Un technicien marche entre les panneaux photovoltaïques lors de la cérémonie d'inauguration de la centrale solaire de Bokhol au Sénégal, le 22 octobre 2016. Ce projet a bénéficié d’un prêt de 34,5 millions d’euros de Proparco (une entité de l'Agence française de développement). — SEYLLOU / AFP
  • Le sommet « Finance en commun » se tient de ce lundi à jeudi en marge du Forum de Paris sur la paix. Les 450 banques publiques d’investissement, qui représentent 10 % des investissements dans le monde, y seront réunies (en ligne, Covid oblige).
  • Dans un contexte autant marqué par la crise climatique que de celle liée au Covid, ces 450 établissements financiers chercheront à renforcer leur capacité à faire le lien entre l’urgence à court terme et une reprise durable.
  • De son côté, le Réseau action climat (RAC) attend des engagements concrets sur la façon dont seront allouées les aides financières aux pays les plus vulnérables. Pas gagné ?

 

A elles seules, elles injectent 2.300 milliards de dollars chaque année. Soit 10 % du montant global investi dans le monde. C’est dire si les banques publiques d’investissement pèsent sur l’économie mondiale.
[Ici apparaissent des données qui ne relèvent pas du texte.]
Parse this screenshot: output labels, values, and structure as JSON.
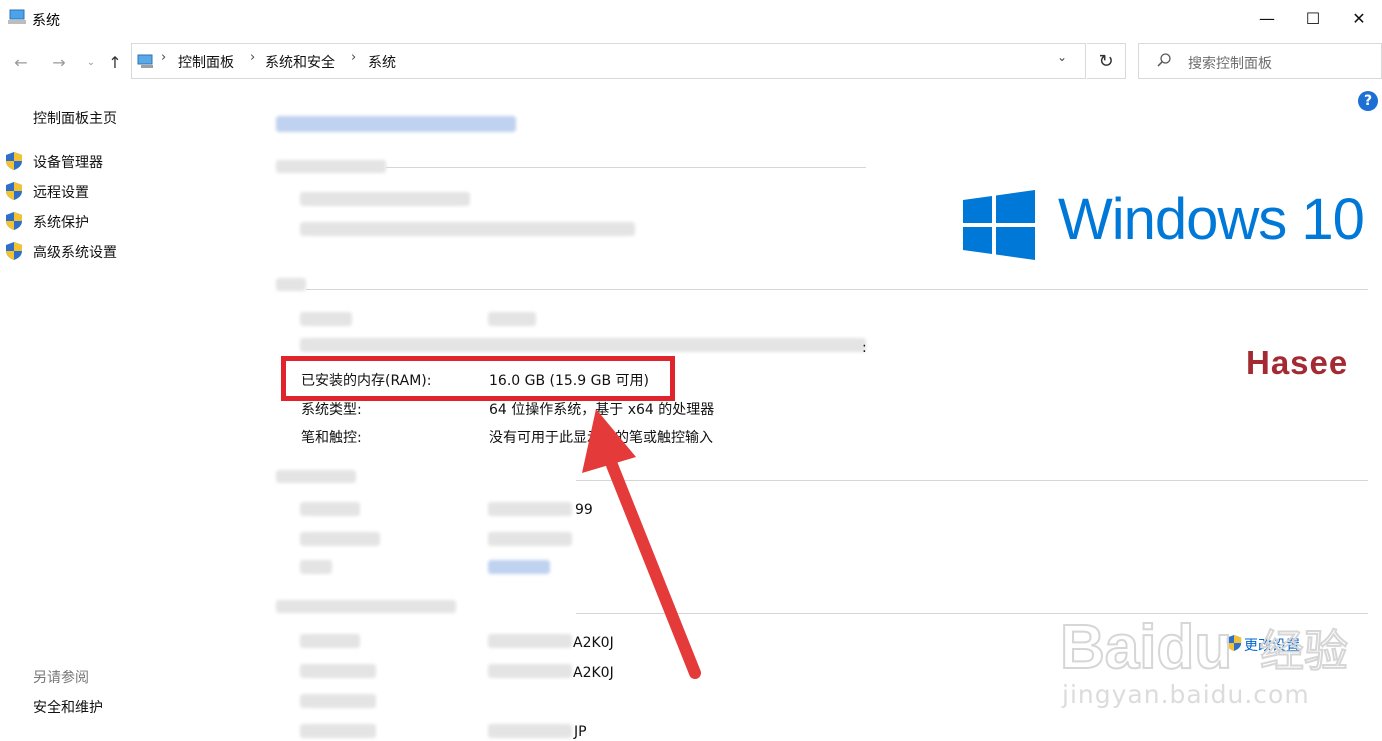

Pas toujours très bien connues du grand public, elles sont 450 dans le monde. « La plupart sont des banques nationales, précise Thomas Mélonio, directeur exécutif de la recherche à l’Agence française de développement (AFD), l’une des 450. Elles ont pour unique actionnaire leur gouvernement, travaillent essentiellement dans leur pays, et parfois un peu à l’étranger. Mais il en existe aussi quelques internationales, la plus connue étant la Banque mondiale, dont les actionnaires sont l’ensemble des pays du monde, et qui travaille dans tous les pays en voie de développement ».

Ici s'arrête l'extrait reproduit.